Emmanuel Macron dit vouloir réformer le bac, mais aussi l'entrée dans le supérieur. La réforme annoncée se fera-t-elle et ira-t-elle assez loin pour rectifier les défauts du système de formation français, toujours très pyramidal ?





C'était l'une des propositions pour l'éducation d'Emmanuel Macron lors de la campagne présidentielle. Le dossier est désormais sur le bureau du nouveau ministre de l'Education Jean-Michel Blanquer et aussi sur celui de Frédérique Vidal, en charge du porte-feuille de l'enseignement supérieur et de la recherche.

Réformer le bac pour le réduire à 4 épreuves à passer, les autres matières étant prises en compte par le contrôle continu. A vrai dire, il y a des années que l'on évoque la nécessité d'alléger l'examen, dont le coût s'élève à 1,5 milliard d'euros par an, soit 2,2% du budget de l'Education nationale. Une véritable usine à gaz qui connait chaque année ses couacs... tout cela pour décerner un diplôme dont la valeur ne cesse de pâlir.

Les lycéens qui s'apprêtent à plancher pour le bac 2017 seront donc peut-être les derniers à sacrifier au rituel français de ce grand examen final.

Les chiffres du baccalauréat 2017

- 718 890 candidats, dont 53% en séries générales, 19% en séries technologiques, 28% en bacs professionnels. Des effectifs globaux en hausse de 3,34% par rapport à 2016
- 4 411 centres d'examen
- Environ 4 millions de copies à corriger
- 2 900 sujets d'examen
- 170 000 correcteurs et examinateurs
- 80 euros par candidat (coût de la session 2016)

Une réforme, pour quoi faire ?

Mais si la limitation du nombre d'épreuves parait une bonne idée, elle est loin de répondre à toutes les questions. "Le risque serait de s'en tenir à une réforme des modalités d'organisation de l'examen, alors qu'il faut assumer une réflexion globale sur le système éducatif", souligne Marc Vannesson, délégué général du groupe de réflexion Vers le haut, qui vient de publier une note sur la réforme du bac.

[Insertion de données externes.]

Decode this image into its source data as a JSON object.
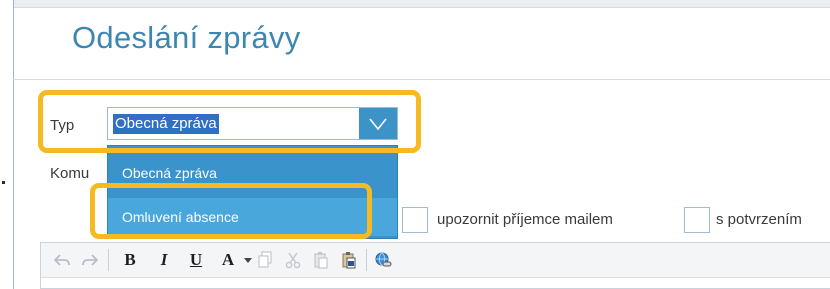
{
  "page": {
    "title": "Odeslání zprávy"
  },
  "form": {
    "typ_label": "Typ",
    "typ_value": "Obecná zpráva",
    "komu_label": "Komu",
    "dropdown_options": [
      "Obecná zpráva",
      "Omluvení absence"
    ],
    "checkbox_notify_label": "upozornit příjemce mailem",
    "checkbox_confirm_label": "s potvrzením"
  },
  "toolbar": {
    "bold": "B",
    "italic": "I",
    "underline": "U",
    "font_color": "A"
  },
  "colors": {
    "title": "#3d86b1",
    "accent": "#3c93c8",
    "highlight": "#f5b921",
    "selection": "#2f6fc4"
  },
  "icons": [
    "undo-icon",
    "redo-icon",
    "chevron-down-icon",
    "copy-icon",
    "cut-icon",
    "paste-icon",
    "paste-word-icon",
    "link-icon"
  ]
}
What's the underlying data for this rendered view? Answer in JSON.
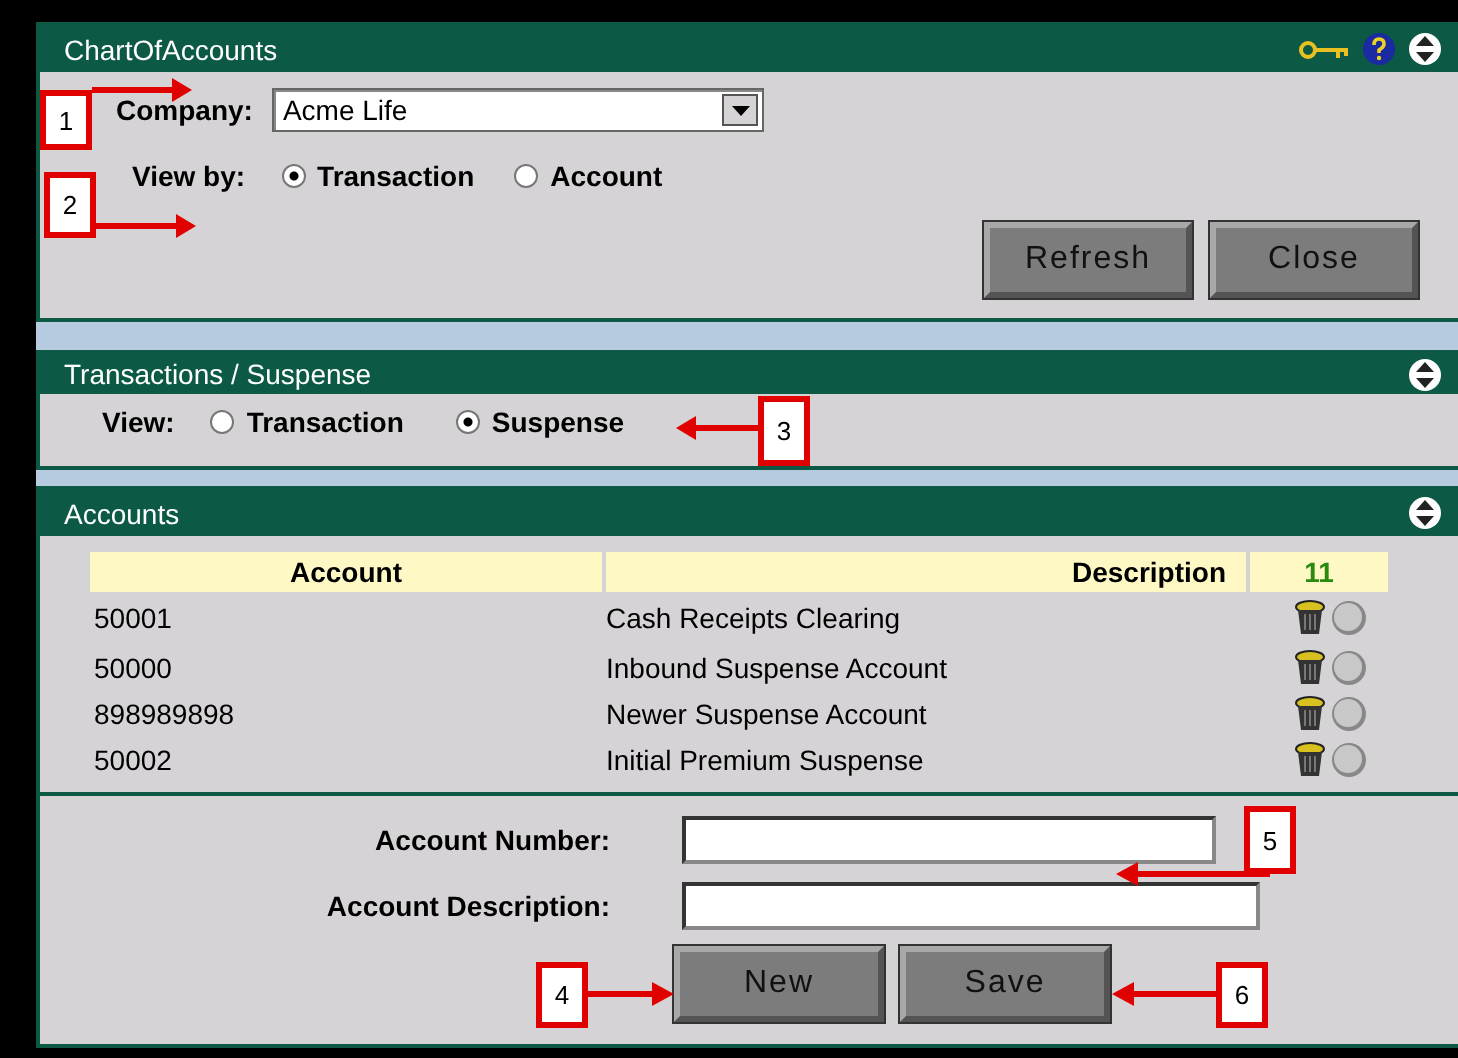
{
  "main_panel": {
    "title": "ChartOfAccounts",
    "company_label": "Company:",
    "company": "Acme Life",
    "view_by_label": "View by:",
    "view_by_options": [
      {
        "label": "Transaction",
        "selected": true
      },
      {
        "label": "Account",
        "selected": false
      }
    ],
    "buttons": [
      "Refresh",
      "Close"
    ]
  },
  "transactions_panel": {
    "title": "Transactions / Suspense",
    "view_label": "View:",
    "view_options": [
      {
        "label": "Transaction",
        "selected": false
      },
      {
        "label": "Suspense",
        "selected": true
      }
    ]
  },
  "accounts_panel": {
    "title": "Accounts",
    "table": {
      "columns": [
        "Account",
        "Description",
        "11"
      ],
      "rows": [
        {
          "account": "50001",
          "description": "Cash Receipts Clearing"
        },
        {
          "account": "50000",
          "description": "Inbound Suspense Account"
        },
        {
          "account": "898989898",
          "description": "Newer Suspense Account"
        },
        {
          "account": "50002",
          "description": "Initial Premium Suspense"
        }
      ]
    },
    "form": {
      "account_number_label": "Account Number:",
      "account_description_label": "Account Description:",
      "buttons": [
        "New",
        "Save"
      ]
    }
  },
  "callouts": [
    {
      "label": "1"
    },
    {
      "label": "2"
    },
    {
      "label": "3"
    },
    {
      "label": "4"
    },
    {
      "label": "5"
    },
    {
      "label": "6"
    }
  ]
}
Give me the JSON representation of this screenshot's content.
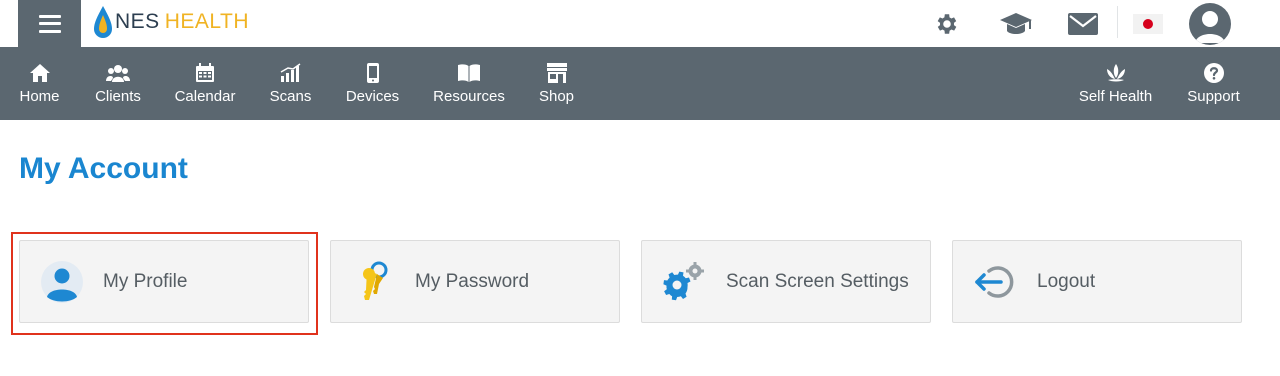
{
  "brand": {
    "name_part1": "NES",
    "name_part2": "HEALTH"
  },
  "header": {
    "icons": [
      "gear-icon",
      "graduation-cap-icon",
      "mail-icon",
      "japan-flag-icon",
      "user-avatar-icon"
    ]
  },
  "nav": {
    "left": [
      {
        "label": "Home",
        "icon": "home-icon"
      },
      {
        "label": "Clients",
        "icon": "users-icon"
      },
      {
        "label": "Calendar",
        "icon": "calendar-icon"
      },
      {
        "label": "Scans",
        "icon": "bar-chart-icon"
      },
      {
        "label": "Devices",
        "icon": "mobile-icon"
      },
      {
        "label": "Resources",
        "icon": "book-icon"
      },
      {
        "label": "Shop",
        "icon": "store-icon"
      }
    ],
    "right": [
      {
        "label": "Self Health",
        "icon": "lotus-icon"
      },
      {
        "label": "Support",
        "icon": "question-circle-icon"
      }
    ]
  },
  "page": {
    "title": "My Account"
  },
  "cards": [
    {
      "label": "My Profile",
      "icon": "user-circle-icon"
    },
    {
      "label": "My Password",
      "icon": "keys-icon"
    },
    {
      "label": "Scan Screen Settings",
      "icon": "cogs-icon"
    },
    {
      "label": "Logout",
      "icon": "logout-icon"
    }
  ],
  "colors": {
    "nav_bg": "#5b6770",
    "title": "#1a86d0",
    "accent_blue": "#1e88d2",
    "brand_gold": "#f0b323",
    "highlight": "#e0321c"
  }
}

Certes, le gouvernement a redit son intention de réformer la procédure d'entrée à l'université en instituant des "prérequis" par formation, tandis que tout bachelier peut aujourd'hui s'inscrire dans toute filière universitaire (sous réserve qu'il y ait assez de places).

"Je pense qu'il faut qu'on retrouve l'utilité profonde du baccalauréat, qui est non pas d'être une forme d'évaluation finale de l'élève, mais (...) un tremplin pour la suite de son parcours", a déclaré de son côté Jean-Michel Blanquer sur France Culture le 4 juin dernier.

Choisir ses matières de bac en fonction de son projet d'étude ?

Un des projets serait de laisser le lycéen choisir ses matières de bac, en fonction des études qu'il souhaiterait étudier dans le supérieur. Un dispositif qui rappelle le système anglais des A-levels : en Year 12 (équivalent de la première), l'élève choisit 4 à 5 matières à étudier, avec un choix très large. En Year 13, il en garde 3 ou 4 pour les présenter à l'examen. Et la note obtenue au A-Level (de A à E) dans chacune d'elle lui permet de postuler à l'université.

Cette liberté de choix a le mérite de donner du sens à la fin des études secondaires et d'inciter l'élève à bâtir un projet. Certes, dans ce système, il faut conquérir sa poursuite d'études, et non l'exercer comme un "droit". Se responsabiliser et se confronter rapidement au verdict du réel, plutôt que de repousser l'échec à l'après-bac.

D'un système pyramidal à un système en étoile

Mais avec le système des "prérequis", forme de sélection pour l'entrée à l'université, que deviendraient ceux qui n'auraient pas ces prérequis ou ne seraient plus admis à l'université ? "A cette question, le gouvernement ne semble pas encore apporter de réponses, souligne le Think Tank Vers le Haut, alors même que c'est un enjeu crucial pour une réforme équilibrée, qui profite à tous les jeunes.

Le groupe de réflexion préconise donc la création de filières professionnelles d'excellence, et surtout, la fin du système pyramidal qui réserve les emplois les plus qualifiés aux diplômés des études longues et générales. A ce système pyramidal, il faudrait substituer un "système en étoile" prenant mieux en compte les compétences de chacun.

Et si on supprimait le bac général ?

Au passage, il glisse quelques propositions décoiffantes, comme la suppression du bac général - l'une des clés de voûte de la pyramide - et des séries de bac qui classent et pré-orientent, ou la mise en place en entreprise de programmes "Haut Potentiels" pour les jeunes qui seraient recrutés après une formation courte.

Car si l'université n'est plus l'unique voie de l'ascension sociale, les entreprises pourraient prendre le relais. N'est-ce pas ce que l'Allemagne réussit parfaitement : de l'autre côté du Rhin, seulement 44% des élèves accèdent au baccalauréat... mais tous les autres s'insèrent parfaitement grâce à d'excellentes filières professionnelles. Et le taux de chômage est au plus bas.

Pour en savoir plus

Une note de décryptage sur la réforme du bac

"A l'origine, explique "Vers le Haut" dans sa note de décryptage (à télécharger ci-dessous), le bac servait d'examen d'entrée dans le supérieur." Mais à l'époque, il n'y avait que quelques dizaines de milliers de bacheliers, fruit d'une sélection pyramidale. Et ceux qui n'avaient pas le bac, largement plus nombreux, s'inséraient parfaitement grâce à la formation professionnelle.

La massification du nombre de bacheliers aurait donc dû conduire à une refonte de tout le système... Or, "au lieu de cela, indique la note, on a gardé le système ancien, avec comme critère de réussite, la poursuite d'études longues, sans trop prendre en considération les élèves qui avaient d'autres talents à faire valoir... Le déploiement des formations professionnelles est apparu comme un pis-aller. Les employeurs ont été progressivement mis sur la touche et se sont déchargés de leur responsabilité éducative."